How to Become a CNA in Maryland
With 138 different state approved CNA training institutions including hospitals, colleges, freestanding programs and nursing homes there are many options for individuals seeking to become a CNA in Maryland. Other similar professions include EMT, dialysis technician and certified medicine aide. Maryland makes it very cut and dry for those interested in becoming a CNA. The simple requirements include a $20 initial CNA certification fee, high school diploma, be at least 18 years old and complete a state approved Geriatric Nursing Assistant (GNA) training program.
The renewal period for CNA license in Maryland is every two years on the 28th day of the applicants birth month, and the cost is $40. The state of Maryland will accept applications from CNAs who are currently licensed in another state but want to practice in Maryland. These persons are not permitted to begin working as a CNA in Maryland until their application is approved.
Typical CNA training curriculum includes classroom learning on the following subjects: infection control, CPR/resuscitation techniques, how to measure and record patient vital signs, range of motion exercises, providing basic care and specialized care giving. Each course should also include hands-on clinical skills training and practice in an actual medical facility. Online CNA programs are available, but hands-on skills practice must be scheduled at a nearby healthcare facility in conjunction with the online learning segment. The hands-on skills will be tested as a part of the state certification exam and cannot be overlooked. It is important to learn these skills from an experienced instructor to ensure complete mastery of them. The final exam will take approximately 2 1/2 hours and will include written multiple choice questions and require a demonstration of 5 essential CNA skills.

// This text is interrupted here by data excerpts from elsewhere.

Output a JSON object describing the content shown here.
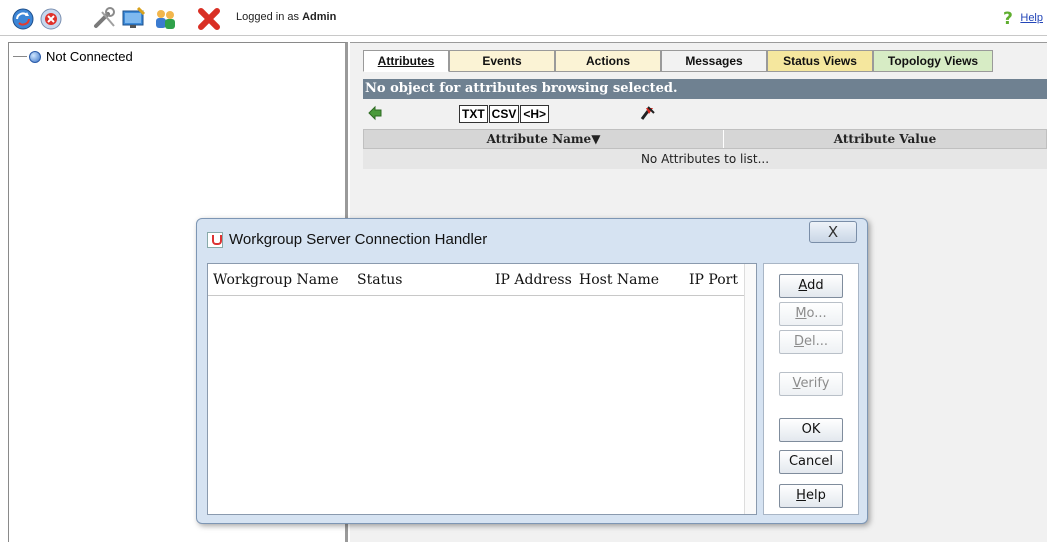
{
  "toolbar": {
    "logged_in_prefix": "Logged in as",
    "user": "Admin",
    "help_label": "Help",
    "icons": [
      "refresh-icon",
      "disconnect-icon",
      "tools-icon",
      "monitor-icon",
      "users-icon",
      "exit-icon"
    ]
  },
  "tree": {
    "items": [
      {
        "label": "Not Connected",
        "icon": "globe-icon"
      }
    ]
  },
  "tabs": [
    {
      "label": "Attributes",
      "active": true
    },
    {
      "label": "Events"
    },
    {
      "label": "Actions"
    },
    {
      "label": "Messages"
    },
    {
      "label": "Status Views"
    },
    {
      "label": "Topology Views"
    }
  ],
  "banner": "No object for attributes browsing selected.",
  "format_buttons": [
    "TXT",
    "CSV",
    "<H>"
  ],
  "attributes_table": {
    "columns": [
      "Attribute Name▼",
      "Attribute Value"
    ],
    "empty_text": "No Attributes to list..."
  },
  "dialog": {
    "title": "Workgroup Server Connection Handler",
    "close_label": "X",
    "columns": [
      "Workgroup Name",
      "Status",
      "IP Address",
      "Host Name",
      "IP Port"
    ],
    "buttons": {
      "add": {
        "mnemonic": "A",
        "rest": "dd",
        "enabled": true
      },
      "modify": {
        "mnemonic": "M",
        "rest": "o...",
        "enabled": false
      },
      "delete": {
        "mnemonic": "D",
        "rest": "el...",
        "enabled": false
      },
      "verify": {
        "mnemonic": "V",
        "rest": "erify",
        "enabled": false
      },
      "ok": {
        "label": "OK",
        "enabled": true
      },
      "cancel": {
        "label": "Cancel",
        "enabled": true
      },
      "help": {
        "mnemonic": "H",
        "rest": "elp",
        "enabled": true
      }
    }
  }
}
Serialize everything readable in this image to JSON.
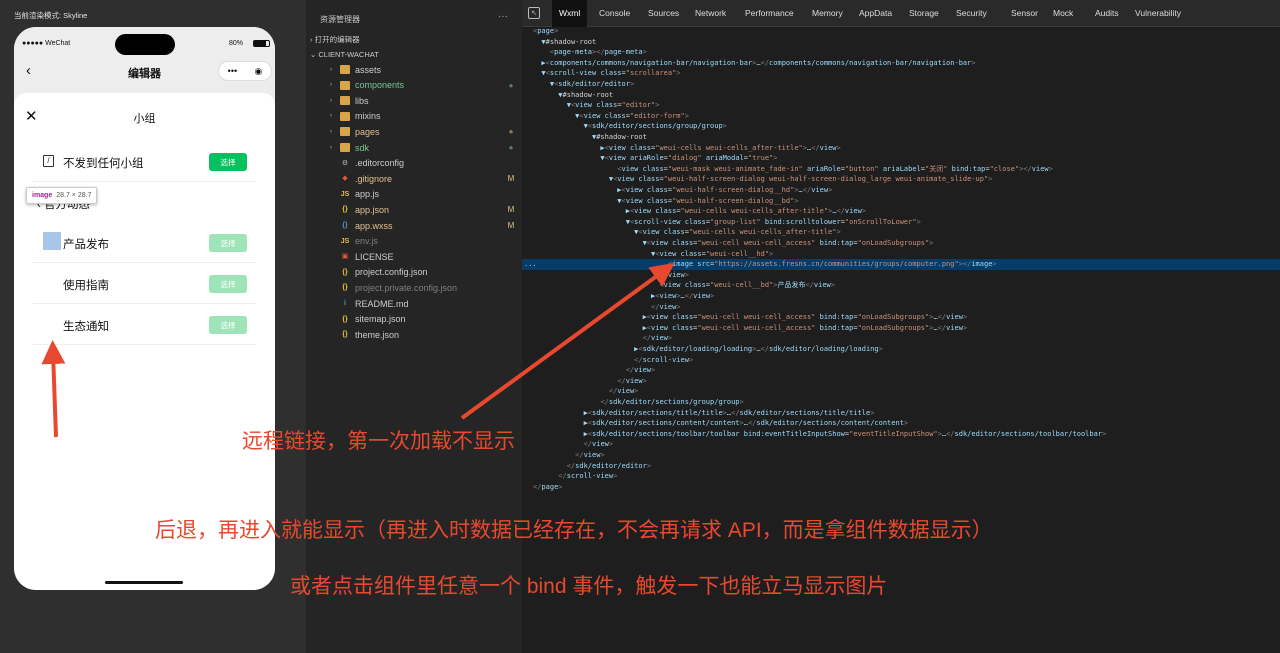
{
  "simulator": {
    "render_mode": "当前渲染模式: Skyline",
    "status_left": "●●●●● WeChat",
    "status_right": "80%",
    "nav_back": "‹",
    "nav_title": "编辑器",
    "capsule_more": "•••",
    "capsule_close": "◉",
    "sheet_close": "✕",
    "sheet_title": "小组",
    "no_post_label": "不发到任何小组",
    "select_label": "选择",
    "section_back": "‹ 官方动态",
    "groups": [
      {
        "name": "产品发布",
        "button": "选择"
      },
      {
        "name": "使用指南",
        "button": "选择"
      },
      {
        "name": "生态通知",
        "button": "选择"
      }
    ],
    "tooltip": {
      "tag": "image",
      "size": "28.7 × 28.7"
    }
  },
  "explorer": {
    "title": "资源管理器",
    "more": "···",
    "open_editors": "打开的编辑器",
    "project": "CLIENT-WACHAT",
    "items": [
      {
        "name": "assets",
        "icon": "folder-icon",
        "folder": true,
        "color": "#cccccc",
        "status": "",
        "status_color": ""
      },
      {
        "name": "components",
        "icon": "folder-icon",
        "folder": true,
        "color": "#73c991",
        "status": "●",
        "status_color": "#5f7a5f"
      },
      {
        "name": "libs",
        "icon": "folder-icon",
        "folder": true,
        "color": "#cccccc",
        "status": "",
        "status_color": ""
      },
      {
        "name": "mixins",
        "icon": "folder-icon",
        "folder": true,
        "color": "#cccccc",
        "status": "",
        "status_color": ""
      },
      {
        "name": "pages",
        "icon": "folder-icon",
        "folder": true,
        "color": "#e2c08d",
        "status": "●",
        "status_color": "#8a7a55"
      },
      {
        "name": "sdk",
        "icon": "folder-icon",
        "folder": true,
        "color": "#73c991",
        "status": "●",
        "status_color": "#5f7a5f"
      },
      {
        "name": ".editorconfig",
        "icon": "gear-file-icon",
        "folder": false,
        "color": "#cccccc",
        "status": "",
        "status_color": ""
      },
      {
        "name": ".gitignore",
        "icon": "git-file-icon",
        "folder": false,
        "color": "#e2c08d",
        "status": "M",
        "status_color": "#e2c08d"
      },
      {
        "name": "app.js",
        "icon": "js-file-icon",
        "folder": false,
        "color": "#cccccc",
        "status": "",
        "status_color": ""
      },
      {
        "name": "app.json",
        "icon": "json-file-icon",
        "folder": false,
        "color": "#e2c08d",
        "status": "M",
        "status_color": "#e2c08d"
      },
      {
        "name": "app.wxss",
        "icon": "css-file-icon",
        "folder": false,
        "color": "#e2c08d",
        "status": "M",
        "status_color": "#e2c08d"
      },
      {
        "name": "env.js",
        "icon": "js-file-icon",
        "folder": false,
        "color": "#7f7f7f",
        "status": "",
        "status_color": ""
      },
      {
        "name": "LICENSE",
        "icon": "license-file-icon",
        "folder": false,
        "color": "#cccccc",
        "status": "",
        "status_color": ""
      },
      {
        "name": "project.config.json",
        "icon": "json-file-icon",
        "folder": false,
        "color": "#cccccc",
        "status": "",
        "status_color": ""
      },
      {
        "name": "project.private.config.json",
        "icon": "json-file-icon",
        "folder": false,
        "color": "#7f7f7f",
        "status": "",
        "status_color": ""
      },
      {
        "name": "README.md",
        "icon": "info-file-icon",
        "folder": false,
        "color": "#cccccc",
        "status": "",
        "status_color": ""
      },
      {
        "name": "sitemap.json",
        "icon": "json-file-icon",
        "folder": false,
        "color": "#cccccc",
        "status": "",
        "status_color": ""
      },
      {
        "name": "theme.json",
        "icon": "json-file-icon",
        "folder": false,
        "color": "#cccccc",
        "status": "",
        "status_color": ""
      }
    ]
  },
  "devtools": {
    "tabs": [
      "Wxml",
      "Console",
      "Sources",
      "Network",
      "Performance",
      "Memory",
      "AppData",
      "Storage",
      "Security",
      "Sensor",
      "Mock",
      "Audits",
      "Vulnerability"
    ],
    "active_tab": "Wxml",
    "code_lines": [
      "<page>",
      "  ▼#shadow-root",
      "    <page-meta></page-meta>",
      "  ▶<components/commons/navigation-bar/navigation-bar>…</components/commons/navigation-bar/navigation-bar>",
      "  ▼<scroll-view class=\"scrollarea\">",
      "    ▼<sdk/editor/editor>",
      "      ▼#shadow-root",
      "        ▼<view class=\"editor\">",
      "          ▼<view class=\"editor-form\">",
      "            ▼<sdk/editor/sections/group/group>",
      "              ▼#shadow-root",
      "                ▶<view class=\"weui-cells weui-cells_after-title\">…</view>",
      "                ▼<view ariaRole=\"dialog\" ariaModal=\"true\">",
      "                    <view class=\"weui-mask weui-animate_fade-in\" ariaRole=\"button\" ariaLabel=\"关闭\" bind:tap=\"close\"></view>",
      "                  ▼<view class=\"weui-half-screen-dialog weui-half-screen-dialog_large weui-animate_slide-up\">",
      "                    ▶<view class=\"weui-half-screen-dialog__hd\">…</view>",
      "                    ▼<view class=\"weui-half-screen-dialog__bd\">",
      "                      ▶<view class=\"weui-cells weui-cells_after-title\">…</view>",
      "                      ▼<scroll-view class=\"group-list\" bind:scrolltolower=\"onScrollToLower\">",
      "                        ▼<view class=\"weui-cells weui-cells_after-title\">",
      "                          ▼<view class=\"weui-cell weui-cell_access\" bind:tap=\"onLoadSubgroups\">",
      "                            ▼<view class=\"weui-cell__hd\">",
      "                                <image src=\"https://assets.fresns.cn/communities/groups/computer.png\"></image>",
      "                              </view>",
      "                              <view class=\"weui-cell__bd\">产品发布</view>",
      "                            ▶<view>…</view>",
      "                            </view>",
      "                          ▶<view class=\"weui-cell weui-cell_access\" bind:tap=\"onLoadSubgroups\">…</view>",
      "                          ▶<view class=\"weui-cell weui-cell_access\" bind:tap=\"onLoadSubgroups\">…</view>",
      "                          </view>",
      "                        ▶<sdk/editor/loading/loading>…</sdk/editor/loading/loading>",
      "                        </scroll-view>",
      "                      </view>",
      "                    </view>",
      "                  </view>",
      "                </sdk/editor/sections/group/group>",
      "            ▶<sdk/editor/sections/title/title>…</sdk/editor/sections/title/title>",
      "            ▶<sdk/editor/sections/content/content>…</sdk/editor/sections/content/content>",
      "            ▶<sdk/editor/sections/toolbar/toolbar bind:eventTitleInputShow=\"eventTitleInputShow\">…</sdk/editor/sections/toolbar/toolbar>",
      "            </view>",
      "          </view>",
      "        </sdk/editor/editor>",
      "      </scroll-view>",
      "</page>"
    ],
    "selected_line": 22,
    "selected_marker": "..."
  },
  "annotations": {
    "line1": "远程链接，第一次加载不显示",
    "line2": "后退，再进入就能显示（再进入时数据已经存在，不会再请求 API，而是拿组件数据显示）",
    "line3": "或者点击组件里任意一个 bind 事件，触发一下也能立马显示图片",
    "color": "#e8492e"
  }
}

A CNA in Maryland can expect to earn a salary of around $24,000-$30,000 per year depending upon work experience, employer and location. Jobs located in major metropolitan areas such as Baltimore will usually pay more than similar jobs in more rural areas. If an individual reaches a point where they have “maxed out” their potential as a CNA the next logical career step would be to become an LPN or Registered Nurse (RN). In either of those positions they will experience a significant pay raise and deal with greater work responsibilities.